Another Deepwater Remnant Gone
Deepwater Wind, which brought the nation’s first wind farm online and planned to become a major player in the industry, is gone – sold to foreign interests. Now its infrastructure is dismantling.
Today, July 23, Ørsted — the company that purchased Deepwater Wind — announced that co-CEO Jeffrey Grybowski, who headed Deepwater, has stepped down from his role at the Danish oil and gas giant, which is 50 percent owned by the government of Denmark.
The company said in a statement, “Since Ørsted acquired Deepwater Wind in November 2018, Jeff worked with Thomas Brostrøm, CEO of U.S. Offshore Wind and President of Ørsted North America, to integrate the people and projects of the leading U.S. offshore wind development company into the larger Ørsted global operation.”

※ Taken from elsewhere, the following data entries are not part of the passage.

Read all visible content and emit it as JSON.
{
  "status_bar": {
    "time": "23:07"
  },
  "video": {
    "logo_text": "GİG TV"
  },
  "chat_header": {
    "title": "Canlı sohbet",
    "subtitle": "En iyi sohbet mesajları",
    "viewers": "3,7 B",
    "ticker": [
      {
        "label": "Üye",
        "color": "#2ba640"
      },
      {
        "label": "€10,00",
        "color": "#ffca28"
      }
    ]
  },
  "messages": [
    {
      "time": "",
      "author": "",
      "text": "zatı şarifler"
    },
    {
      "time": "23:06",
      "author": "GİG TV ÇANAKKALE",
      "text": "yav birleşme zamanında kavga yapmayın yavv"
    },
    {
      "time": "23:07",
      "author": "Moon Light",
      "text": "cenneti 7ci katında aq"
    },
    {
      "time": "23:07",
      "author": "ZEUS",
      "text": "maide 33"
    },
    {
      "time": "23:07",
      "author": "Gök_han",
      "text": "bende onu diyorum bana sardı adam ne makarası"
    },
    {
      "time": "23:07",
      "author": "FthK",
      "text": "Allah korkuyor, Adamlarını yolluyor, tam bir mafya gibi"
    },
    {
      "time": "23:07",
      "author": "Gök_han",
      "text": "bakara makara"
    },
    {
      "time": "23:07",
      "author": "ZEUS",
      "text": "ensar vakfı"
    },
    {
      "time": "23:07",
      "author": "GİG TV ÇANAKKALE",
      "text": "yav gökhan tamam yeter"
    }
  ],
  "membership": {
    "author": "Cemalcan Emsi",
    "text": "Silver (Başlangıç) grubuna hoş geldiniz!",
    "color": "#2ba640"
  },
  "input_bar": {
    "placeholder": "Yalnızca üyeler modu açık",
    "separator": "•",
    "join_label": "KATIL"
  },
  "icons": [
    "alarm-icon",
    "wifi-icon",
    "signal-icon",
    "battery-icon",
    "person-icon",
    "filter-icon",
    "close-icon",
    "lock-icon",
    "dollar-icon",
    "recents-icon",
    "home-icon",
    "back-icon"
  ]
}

With the initial integration of the two companies now complete, highlighted by Ørsted’s winning bids for offshore wind in Connecticut, New Jersey, and New York, Grybowski leaves the company after more than a decade in the offshore wind industry. Ørsted, since acquiring Deepwater, has sold a 50 percent stake in the company to Eversource, a New England power company. The new company announced earlier this week plans to build 100-plus wind turbines under the Sunrise banner.
The energy will ship west via a cable that makes land in Brookhaven and then travels via underground cable to Holbrook.